Es muss die Legauer geschmerzt haben, als der baufällige Gasthof Löwen mit seinem großen Festsaal abgerissen wurde. Damit verschwand nicht nur ein stattliches, prägendes Gebäude im Herzen des Unterallgäuer Dorfs. Mit ihm waren auch Erinnerungen an rauschende Feste, Hochzeiten und Faschingsbälle verbunden. Inzwischen hat die Gemeinde die Lücke wieder geschlossen, und es gibt ein neues Wirtshaus mit Namen Löwen. Allerdings hat der zentrale Marktplatz nun ein anderes Gesicht als noch vor zehn Jahren. Die architektonische Moderne hat Einzug gehalten in der Ortsmitte von Legau. Zwei Gebäude, die wie ungleiche Zwillinge wirken, stehen jetzt dort, mit feingliedrigen Fichtenholzfassaden, üppigen Fensterflächen und dunkelgrauen Dächern. Das eine beherbergt den großen Gemeindesaal samt Bühne, das andere die Löwen-Wirtschaft mit Tischen drinnen wie draußen sowie einem kleinen Saal unter dem Dach, wo Trauungen mit Blick auf Maibaum und Kirche stattfinden können.

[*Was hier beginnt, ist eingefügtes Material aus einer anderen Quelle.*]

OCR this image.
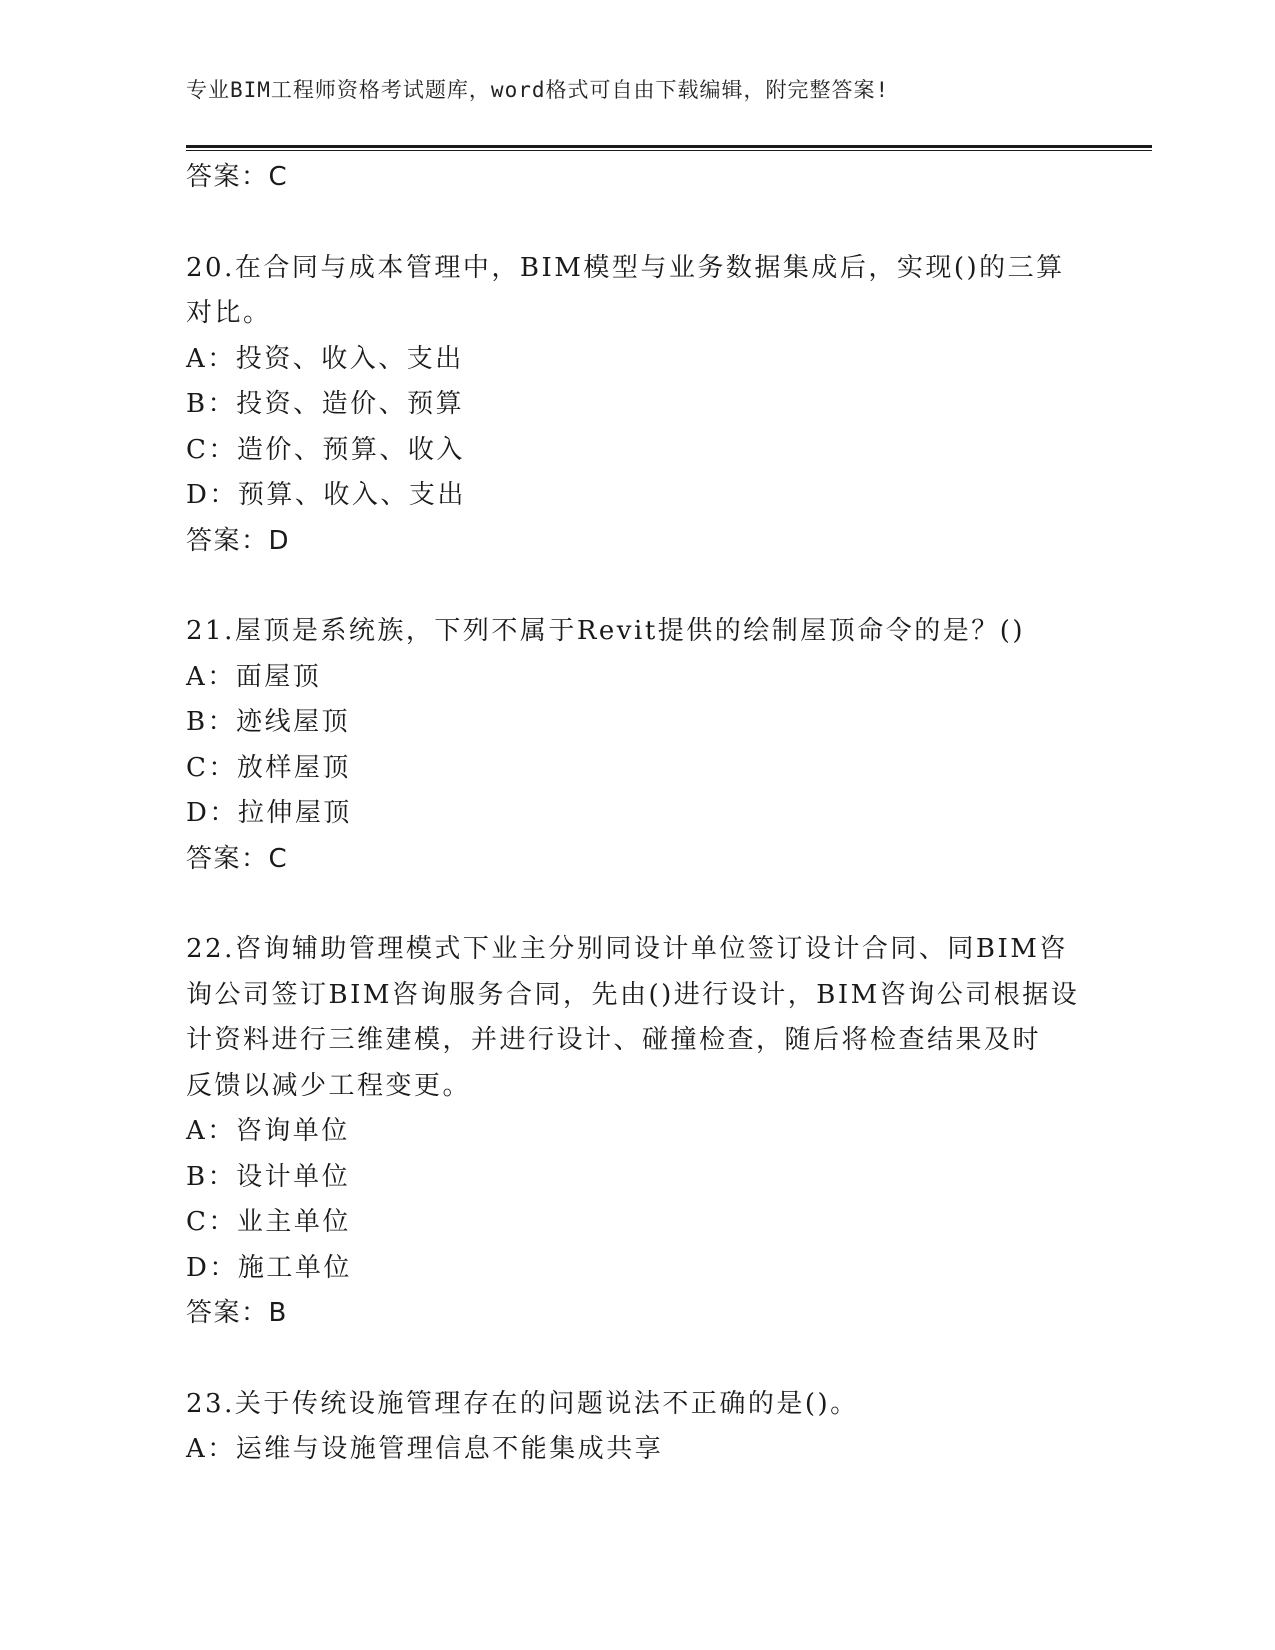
专业BIM工程师资格考试题库，word格式可自由下载编辑，附完整答案!

答案：C

20.在合同与成本管理中，BIM模型与业务数据集成后，实现()的三算

对比。

A：投资、收入、支出

B：投资、造价、预算

C：造价、预算、收入

D：预算、收入、支出

答案：D

21.屋顶是系统族，下列不属于Revit提供的绘制屋顶命令的是？()

A：面屋顶

B：迹线屋顶

C：放样屋顶

D：拉伸屋顶

答案：C

22.咨询辅助管理模式下业主分别同设计单位签订设计合同、同BIM咨

询公司签订BIM咨询服务合同，先由()进行设计，BIM咨询公司根据设

计资料进行三维建模，并进行设计、碰撞检查，随后将检查结果及时

反馈以减少工程变更。

A：咨询单位

B：设计单位

C：业主单位

D：施工单位

答案：B

23.关于传统设施管理存在的问题说法不正确的是()。

A：运维与设施管理信息不能集成共享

Dies hat für Aufsehen gesorgt, und für Aufregung. Die Gestaltung aus dem Büro „f64 Architekten und Stadtplaner“ in Kempten ist inzwischen mehrfach ausgezeichnet worden – erst mit einem renommierten internationalen Design-Award, vor wenigen Wochen dann mit dem Deutschen Holzbaupreis. Und jetzt ist das Gebäudepaar als eines von 197 vorbildlichen Projekten für die „Architektouren“ der Bayerischen Architektenkammer ausgewählt worden, verbunden mit einer öffentlichen Führung an diesem Samstag um 17 Uhr. Während die Fachwelt schwärmt, sind die Legauer zurückhaltender. Manche trauern noch dem alten Löwen nach. Oder fragen sich, ob die baukulturelle Erneuerung ihres zentralen Platzes das Richtige ist für ein Dorf ländlicher Prägung.
Früher stand hier ein großes Wirtshaus, die Architekten entschieden sich für zwei Gebäude als Ersatz
Bürgermeister und Gemeinderäte entschieden sich nach längerem Ringen und kontroversen Debatten in den 2010er Jahren, Planungsbüros zu einem Wettbewerb zu laden. Eine Jury mit Lokalpolitikern und Experten wählte 2018 die mit vielen Architekturpreisen dekorierten Kemptener aus. Sie hatten ebenso überzeugende wie raffinierte Ideen. Die wohl wichtigste: Sie entschieden sich für zwei Baukörper samt den dorfüblich steilen Satteldächern und trennten Festsaal und Gasthof. „Das passt besser zum Platz und seiner Umgebung als ein großes Gebäude“, sagt Architekt Martin Kopp von f64.

Neben einer schön gewachsenen Linde dominierten bisher Stein und Putz in Form von Kirche und Rathaus den Platz. Kopp und sein Team setzten dennoch auf Holz, konstruktiv wie optisch, außen wie innen. Das sei der heute geforderten Nachhaltigkeit geschuldet, erklärt Kopp. Außerdem wollten die Architekten den einzigartigen Bestandsgebäuden etwas Einzigartiges gegenüberstellen.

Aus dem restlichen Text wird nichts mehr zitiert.